The inventory has not had one of the best time buying and selling on the TSX in recent times. From highs of round $70 per share in 2022, the inventory fell to as little as $30 per share within the second quarter (Q2) of 2025. Since then, the scenario has improved a bit. As of this writing, BCE inventory trades for $35.03 per share. It pays traders $0.4375 per share every quarter, translating to an annualized 5% dividend yield you could lock into your portfolio at present.
Enbridge
Enbridge (TSX: ENB) is a $159.57 billion market-cap big within the Canadian power infrastructure house, working one of many largest and most advanced pipeline networks in North America. Enbridge transports round 20% of the fossil gasoline merchandise produced and consumed within the area, making it a significant enterprise for the North American financial system.
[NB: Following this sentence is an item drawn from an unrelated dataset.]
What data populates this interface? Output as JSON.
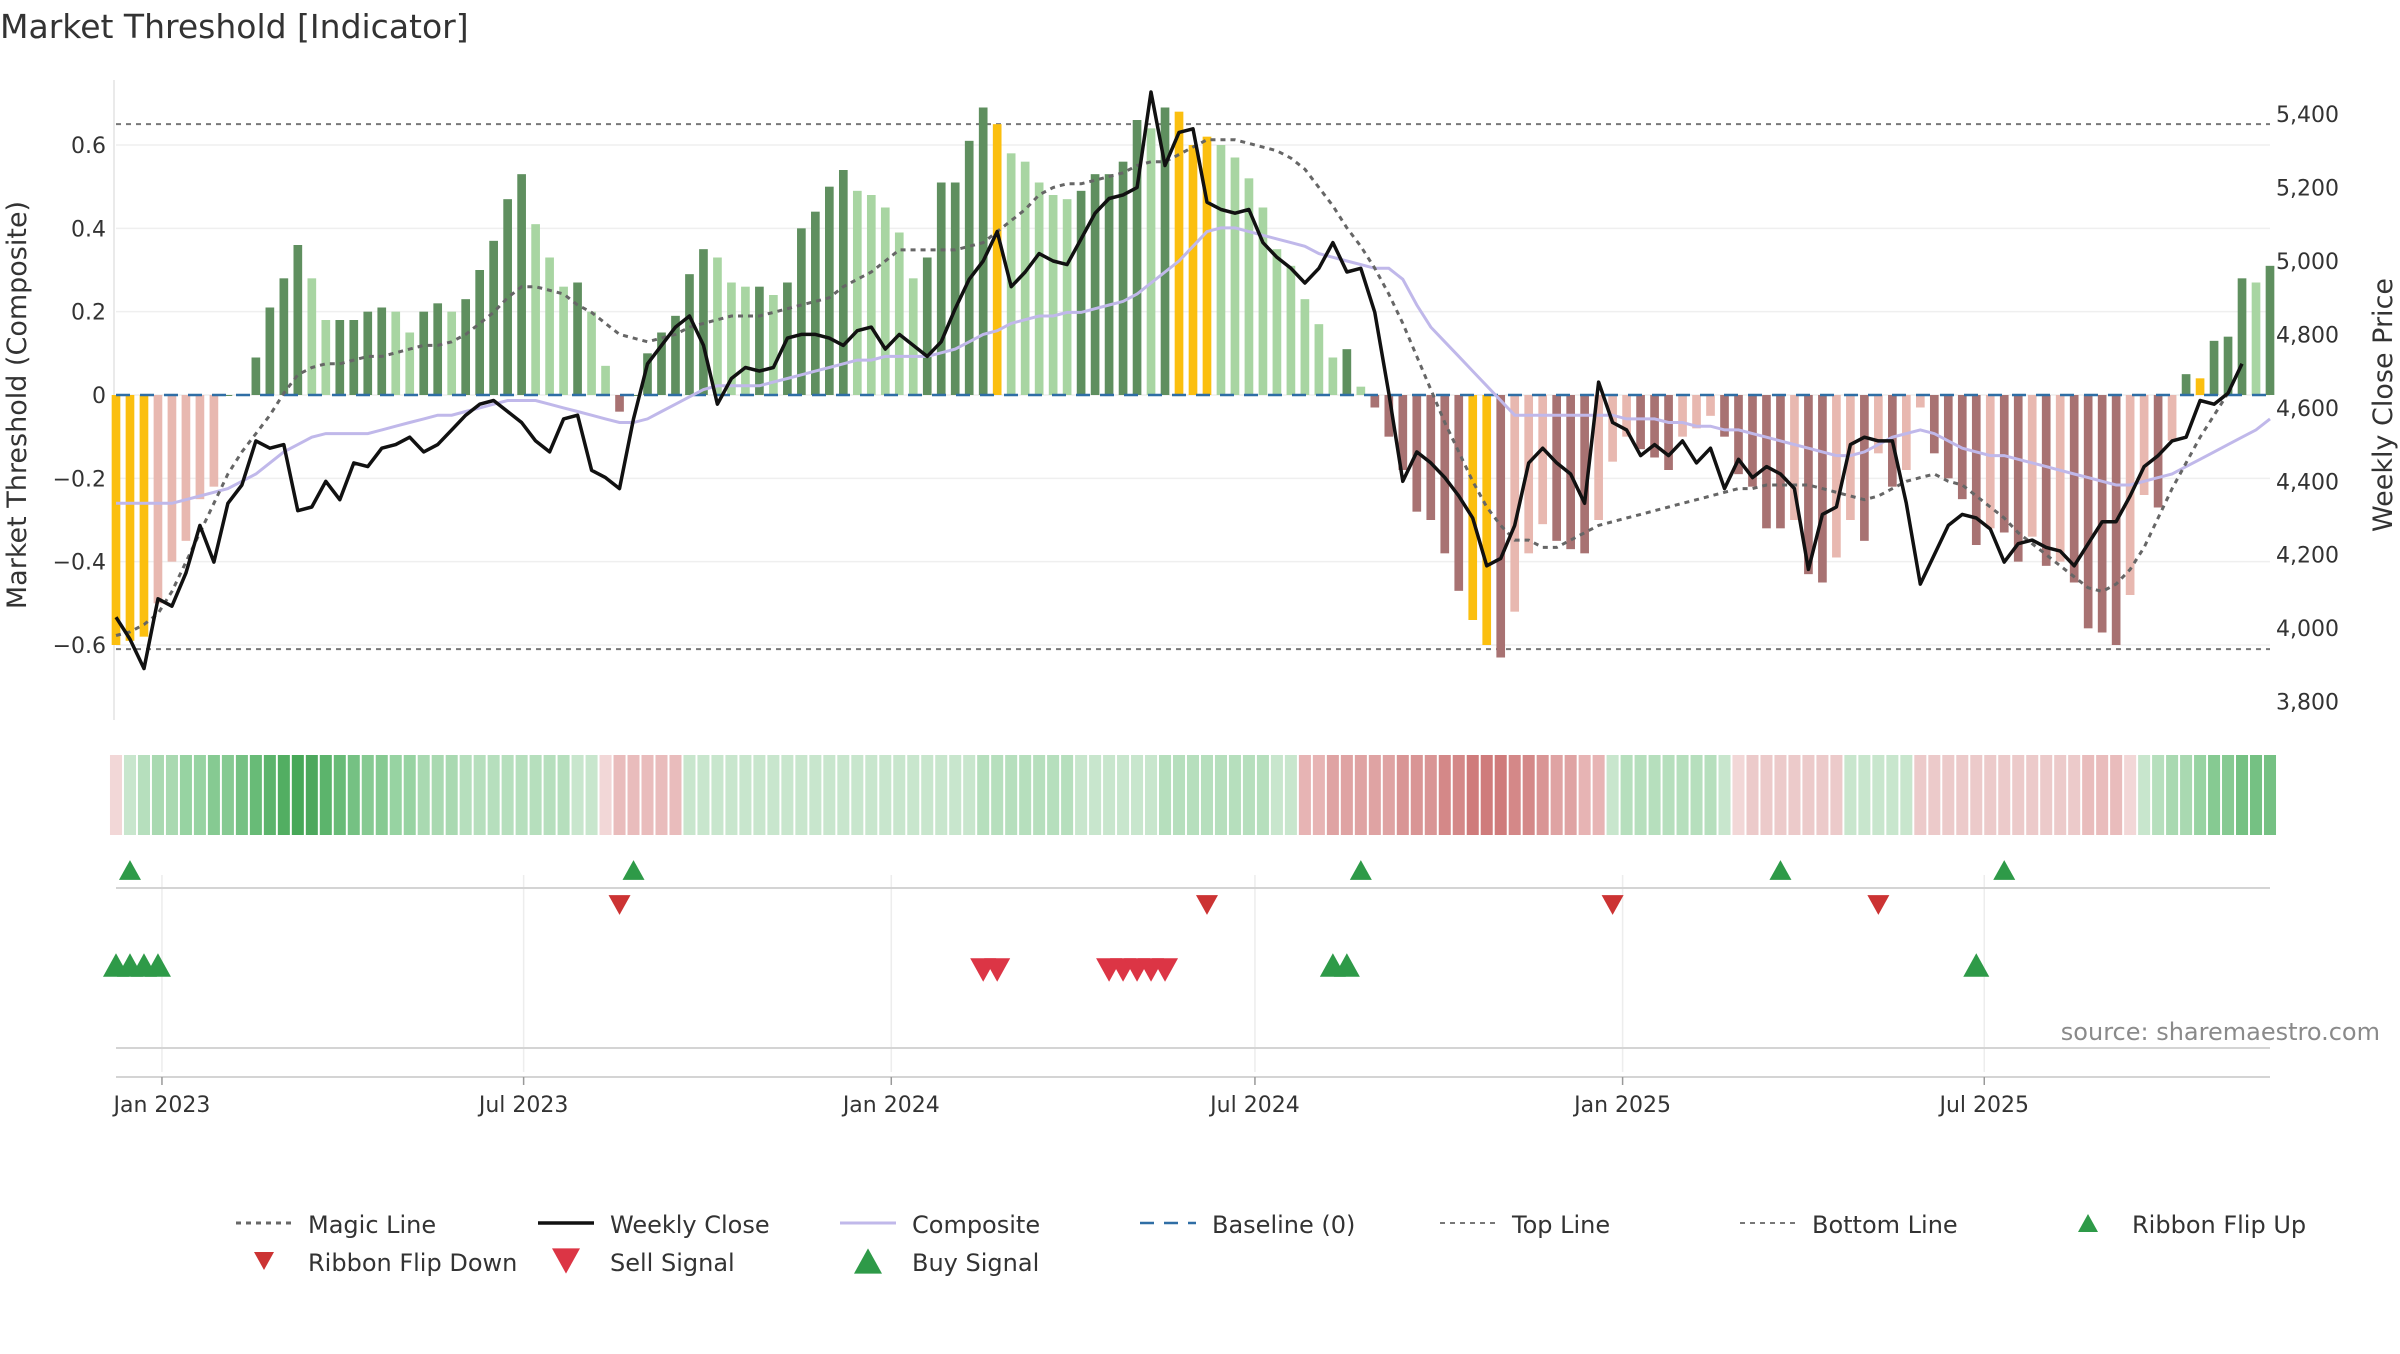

Enbridge inventory has had a greater time buying and selling on the inventory market because the rate of interest cuts started in 2023. It has important capital tasks underway to drive even higher worth to shareholders. As of this writing, Enbridge inventory trades for $73.12 per share and pays its traders $0.97 per quarter, translating to a 5.31% annualized dividend yield that’s too enticing to disregard. Take into account investing in its shares at present to lock within the high-yielding dividends.
Silly takeaway
Contemplating that there appears to be no enchancment within the geopolitical panorama on the horizon, we are able to count on market volatility to maintain troubling traders for some time. Nonetheless, these with a protracted funding horizon know higher than to let the noise dictate their funding selections.
If you wish to make investments with a long-term view in thoughts, investing in dependable dividend shares will be a wonderful technique to benefit from the present market scenario. To this finish, BCE inventory and ENB inventory will be a number of the high holdings you possibly can think about including to your self-directed funding portfolio.